Il governo Meloni mette a rischio l’attuazione del Pnrr. I ritardi della destra potrebbero portare alla mancata erogazione di fondi più che utili per il Paese. A complicare la situazione anche le parole di Raffaele Fitto, ministro per gli Affari Europei, in un’intervista a La Stampa.
«E’ questione di pochi giorni, poi sarà tutto chiaro. Io non mi faccio condizionare da attacchi al limite degli insulti, che mirano a screditarci in un gioco di sponda tra Roma e Bruxelles, né distrarre da un dibattito surreale come quello sull’uso dei fondi del Pnrr per il dissesto idrogeologico. Noi stiamo lavorando e porteremo in Europa fatti, non chiacchiere, per spiegare perché il Pnrr va smantellato e profondamente cambiato anche negli obiettivi. Altrimenti ci facciamo molto, molto male».
«Scusate lo so che in Italia sembra strano o provocatorio, ma serve una diagnosi reale per non sbagliare terapia. In pochi mesi abbiamo monitorato l’utilizzo dei fondi europei 2014-2020. Tre anni dopo la scadenza, su 126 miliardi ne abbiamo speso il 34 per cento. Vogliamo riproporre questo schema con i fondi del Pnrr che sono quasi il doppio (ai 220 miliardi bisogna aggiungere i 30 del fondo complementare), con meno della metà di tempo di spesa, regole e vincoli molto più rigidi? Il calcolo è facile. Giugno 2026 sembra lontano, ma è vicinissimo. Questo è il problema».

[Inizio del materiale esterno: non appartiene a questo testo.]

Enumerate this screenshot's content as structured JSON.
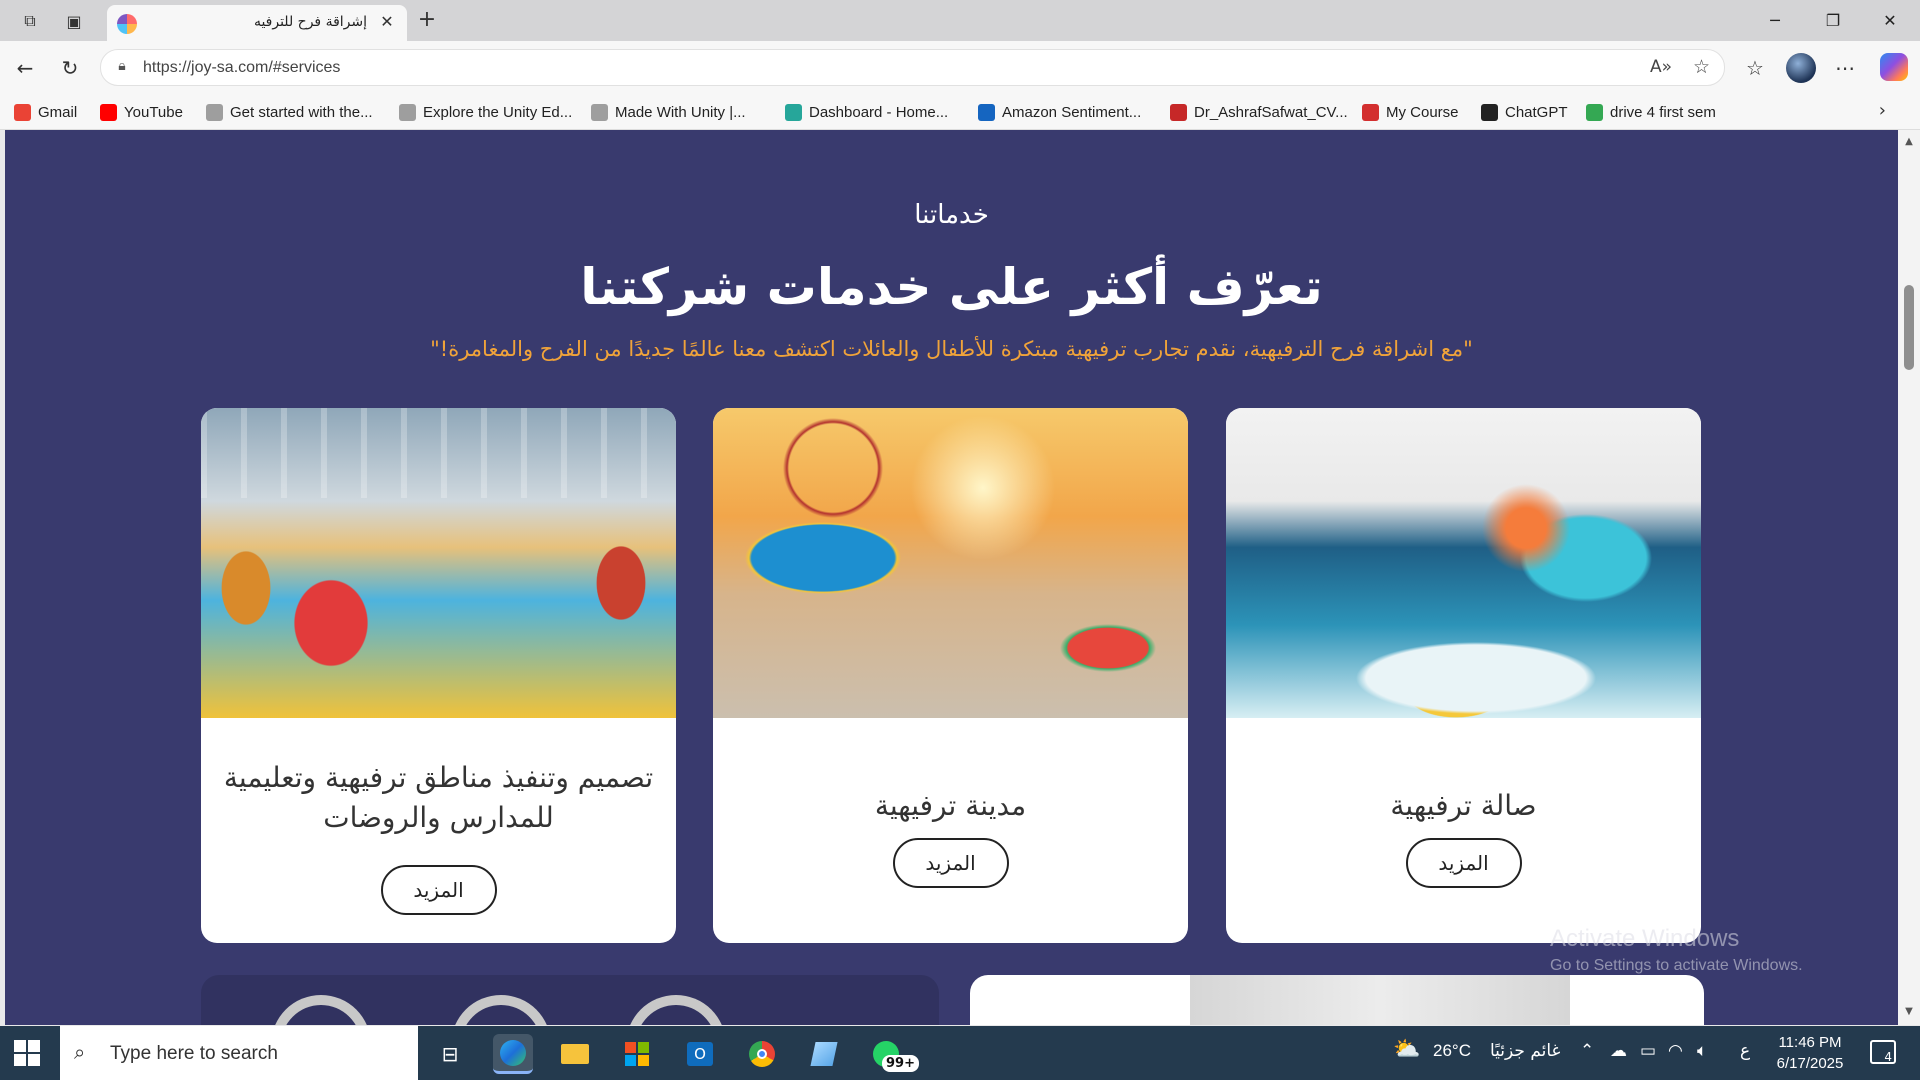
{
  "browser": {
    "tab_title": "إشراقة فرح للترفيه",
    "url": "https://joy-sa.com/#services",
    "read_aloud_icon": "read-aloud-icon",
    "new_tab_label": "+",
    "tab_close": "✕"
  },
  "bookmarks": [
    {
      "label": "Gmail",
      "color": "#ea4335"
    },
    {
      "label": "YouTube",
      "color": "#ff0000"
    },
    {
      "label": "Get started with the...",
      "color": "#9e9e9e"
    },
    {
      "label": "Explore the Unity Ed...",
      "color": "#9e9e9e"
    },
    {
      "label": "Made With Unity |...",
      "color": "#9e9e9e"
    },
    {
      "label": "Dashboard - Home...",
      "color": "#26a69a"
    },
    {
      "label": "Amazon Sentiment...",
      "color": "#1565c0"
    },
    {
      "label": "Dr_AshrafSafwat_CV...",
      "color": "#c62828"
    },
    {
      "label": "My Course",
      "color": "#d32f2f"
    },
    {
      "label": "ChatGPT",
      "color": "#222222"
    },
    {
      "label": "drive 4 first sem",
      "color": "#34a853"
    }
  ],
  "section": {
    "eyebrow": "خدماتنا",
    "heading": "تعرّف أكثر على خدمات شركتنا",
    "tagline": "\"مع اشراقة فرح الترفيهية، نقدم تجارب ترفيهية مبتكرة للأطفال والعائلات اكتشف معنا عالمًا جديدًا من الفرح والمغامرة!\""
  },
  "services": [
    {
      "title": "صالة ترفيهية",
      "button": "المزيد"
    },
    {
      "title": "مدينة ترفيهية",
      "button": "المزيد"
    },
    {
      "title": "تصميم وتنفيذ مناطق ترفيهية وتعليمية للمدارس والروضات",
      "button": "المزيد"
    }
  ],
  "watermark": {
    "line1": "Activate Windows",
    "line2": "Go to Settings to activate Windows."
  },
  "taskbar": {
    "search_placeholder": "Type here to search",
    "whatsapp_badge": "99+",
    "weather_temp": "26°C",
    "weather_desc": "غائم جزئيًا",
    "input_lang": "ع",
    "time": "11:46 PM",
    "date": "6/17/2025",
    "notification_count": "4"
  },
  "colors": {
    "page_bg": "#393a6e",
    "tagline": "#f0a33a",
    "whatsapp": "#25d366",
    "taskbar": "#243a4e"
  }
}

Secondo il ministro è una «oggettiva constatazione» che «gran parte del Pnrr non è spendibile. C’è un problema di quantità di interventi e uno di qualità. Non si può spendere tanto per spendere. Quindi noi stiamo immaginando dei cambiamenti importanti. Ciò comporterà il definanziamento di una serie di interventi non strategici, su cui abbiamo acquisito la certezza di non realizzabilità», sottolinea Fitto.